Verletzt der Auftragnehmer (AN) seine Warnpflicht gegenüber dem Auftraggeber (AG), kann dies weitreichende rechtliche Folgen haben.

Rückschau: Teil 1 und 2 der Serie geben eine Einführung in die Warn- und Prüfpflichten - und erklären, wie eine solche Warnung dem Gesetz nach auszusehen hat. Mehr dazu: Die Warnpflicht des Auftragnehmers im Bauvertrag (Teil 1) und Erfüllung der Warnpflicht (Teil 2 ).

Grundlagen

Nach dem Gesetz kann der AN schadenersatzpflichtig werden, wenn er seine Warnpflicht verletzt. Der geschädigte AG ist grundsätzlich so zu stellen, wie er stünde, wenn der Warnpflicht entsprochen worden wäre. Der Sorgfaltsverstoß des AN liegt darin, dass er auf die Untauglichkeit des Stoffes / Unrichtigkeit der Anweisung nicht hingewiesen hat, obwohl ihm diese bei gebotener Anwendung der vorausgesetzten Fachkenntnis erkennbar gewesen wäre. Leichte Fahrlässigkeit genügt; das heißt, dass der Fehler gelegentlich auch einem sorgfältigen Menschen unterlaufen kann. Die Verletzung der Warnpflicht kann dem AN aber dann nicht zur Last fallen, wenn sich der AG auch bei pflichtmäßiger Warnung nicht anders entschieden hätte. Das rechtmäßige Alternativverhalten hätte diesfalls zu keinem anderem Ergebnis geführt. Die Beweislast hierfür trägt aber der AN.

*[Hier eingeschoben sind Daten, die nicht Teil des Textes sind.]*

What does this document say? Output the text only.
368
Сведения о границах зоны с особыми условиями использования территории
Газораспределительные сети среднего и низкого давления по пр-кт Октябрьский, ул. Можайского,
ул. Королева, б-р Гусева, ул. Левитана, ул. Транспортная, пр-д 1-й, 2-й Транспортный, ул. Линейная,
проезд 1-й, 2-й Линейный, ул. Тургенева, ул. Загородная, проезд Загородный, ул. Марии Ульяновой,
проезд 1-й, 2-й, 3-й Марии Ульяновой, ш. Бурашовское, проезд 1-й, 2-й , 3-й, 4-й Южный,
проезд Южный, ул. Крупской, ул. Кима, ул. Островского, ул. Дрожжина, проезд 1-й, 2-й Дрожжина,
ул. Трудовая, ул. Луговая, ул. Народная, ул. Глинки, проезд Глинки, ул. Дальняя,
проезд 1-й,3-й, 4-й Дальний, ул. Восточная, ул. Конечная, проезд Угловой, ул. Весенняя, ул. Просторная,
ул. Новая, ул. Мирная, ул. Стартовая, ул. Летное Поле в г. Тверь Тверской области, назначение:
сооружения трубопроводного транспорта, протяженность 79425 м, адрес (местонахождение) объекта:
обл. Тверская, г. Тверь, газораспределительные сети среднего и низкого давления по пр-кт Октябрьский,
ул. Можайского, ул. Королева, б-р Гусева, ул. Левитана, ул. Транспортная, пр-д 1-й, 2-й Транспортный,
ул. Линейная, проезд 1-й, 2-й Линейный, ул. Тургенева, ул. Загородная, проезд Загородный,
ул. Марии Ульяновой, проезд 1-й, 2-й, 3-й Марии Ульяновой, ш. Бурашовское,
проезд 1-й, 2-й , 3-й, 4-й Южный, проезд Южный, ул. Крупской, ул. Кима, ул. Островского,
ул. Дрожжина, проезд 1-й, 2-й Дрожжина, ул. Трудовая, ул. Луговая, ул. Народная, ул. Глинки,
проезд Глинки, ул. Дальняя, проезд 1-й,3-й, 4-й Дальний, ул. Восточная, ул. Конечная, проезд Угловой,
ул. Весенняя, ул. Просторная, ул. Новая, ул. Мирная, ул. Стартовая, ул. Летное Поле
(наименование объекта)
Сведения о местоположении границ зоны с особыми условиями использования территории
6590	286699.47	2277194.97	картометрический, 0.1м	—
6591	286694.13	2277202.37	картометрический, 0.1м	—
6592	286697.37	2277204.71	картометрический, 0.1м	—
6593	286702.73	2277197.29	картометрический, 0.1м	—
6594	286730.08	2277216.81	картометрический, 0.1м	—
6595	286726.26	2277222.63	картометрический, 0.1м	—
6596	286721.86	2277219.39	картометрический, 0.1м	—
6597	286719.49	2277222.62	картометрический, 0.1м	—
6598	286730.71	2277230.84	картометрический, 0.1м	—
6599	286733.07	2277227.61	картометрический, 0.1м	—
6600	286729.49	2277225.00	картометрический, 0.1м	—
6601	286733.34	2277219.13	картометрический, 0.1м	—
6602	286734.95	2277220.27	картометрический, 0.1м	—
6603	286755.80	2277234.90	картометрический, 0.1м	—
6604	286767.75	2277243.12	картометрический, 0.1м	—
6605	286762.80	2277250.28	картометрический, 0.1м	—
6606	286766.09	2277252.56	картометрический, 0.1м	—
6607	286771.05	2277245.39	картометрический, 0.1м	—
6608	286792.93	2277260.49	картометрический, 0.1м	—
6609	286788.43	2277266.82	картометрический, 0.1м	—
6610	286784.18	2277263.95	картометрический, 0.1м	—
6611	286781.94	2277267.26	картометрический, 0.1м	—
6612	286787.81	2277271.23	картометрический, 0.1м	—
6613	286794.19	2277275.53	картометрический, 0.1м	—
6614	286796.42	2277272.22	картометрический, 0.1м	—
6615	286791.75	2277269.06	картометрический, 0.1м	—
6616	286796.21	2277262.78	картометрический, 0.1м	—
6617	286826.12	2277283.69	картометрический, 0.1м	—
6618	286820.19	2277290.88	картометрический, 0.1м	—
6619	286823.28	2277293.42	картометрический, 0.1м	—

Obwohl dies im Gesetz nicht ausdrücklich normiert ist, verliert der AN nach der Rsp infolge einer Verletzung der Warnpflicht auch seinen Anspruch auf Werklohn. Der Verlust des Anspruchs auf das gesamte Entgelt soll aber nur dann gerechtfertigt sein, wenn das Werk in seiner Gesamtheit unbrauchbar ist. Trifft den AG ein Mitverschulden, tritt der Anspruchsverlust nur im Ausmaß des Verschuldensanteils des AN ein. 

Mitverschulden des AG

Nach der Rechtssprechung trifft den AG ein Mitverschulden, wenn er über eigene Fachkenntnis verfügt oder sachverständig vertreten ist, sodass auch ihm die Fehlerhaftigkeit erkennbar gewesen wäre. Das Ausmaß des Mitverschuldens ist eine Frage des Einzelfalls; das Verschulden des AN wird idR aber höher zu bewerten sein, da sich auch der kundige AG der Fachkunde der ausführenden AN anvertraut. Den unkundigen AG trifft nur dann ein Mitverschulden, wenn die Fehlerhaftigkeit auch einem Laien auffallen musste; bei einer für jedermann offenkundigen Fehlerhaftigkeit kann aber auch die Warnpflicht des AN entfallen.



Haftung mehrerer AN

Wenn die Fehlerhaftigkeit Leistungen eines/mehrerer anderen/r AN betrifft, haben auch diese idR für die Fehlerhaftigkeit einzustehen. Allenfalls kann auch eine Verletzung der Überwachungspflichten durch die ÖBA und/oder eine Verletzung der Warnpflicht durch andere AN vorliegen. Grundsätzlich haftet jeder gegenüber dem AG nur für den von ihm zu vertretenden Anteil am Schaden. Der einzelne Anteil ist gerade bei Verletzungen der Warnpflicht aber regelmäßig kaum bestimmbar. Diesfalls kommt es zur Solidarhaftung, das heißt, einer haftet für alle. Der Belangte kann sich jedoch im Innenverhältnis bei den anderen Schädigern regressieren.

Sowieso-Kosten

Der AG hat bei Verletzung der Warnpflicht jene Kosten zu tragen, die auch bei Pflichterfüllung durch den AN nicht vermeidbar gewesen wären, sogenannte Sowieso-Kosten. Die Kosten, die jedenfalls zur Beseitigung der Fehlerhaftigkeit entstanden wären, treffen daher nicht den AN. Die Feststellung, welche Kosten in welcher Höhe jedenfalls angefallen wären, ist in der Praxis nicht immer eindeutig. 

Fazit

Die Warnpflicht ist vor allem im Bauvertrag eine zentrale (Neben)Verpflichtung des AN. Für den AN empfiehlt sich, bei Zweifeln, ob eine Warnpflicht besteht, seine Bedenken zumindest im ersten Schritt mit dem AG zu erörtern. Die Erfüllung der Warnpflicht sollte jedenfalls dokumentiert werden. Eine Missachtung der Warnpflicht kann im äußersten Fall zu erheblichen Schadenersatzpflichten und einem Verlust des Werklohnanspruchs führen. Die Umstände des Einzelfalls, insbesondere ein allfälliges Mitverschulden des AG, ein allfälliges Verschulden anderer AN und Sowieso-Kosten, sind zu berücksichtigen. Deren Beurteilung ist regelmäßig durchaus komplex.


Die Autoren

Katharina Müller ist Partnerin bei Müller Partner Rechtsanwälte mit den Beratungsschwerpunkten Baurecht, Claimmanagement und Konfliktlösung.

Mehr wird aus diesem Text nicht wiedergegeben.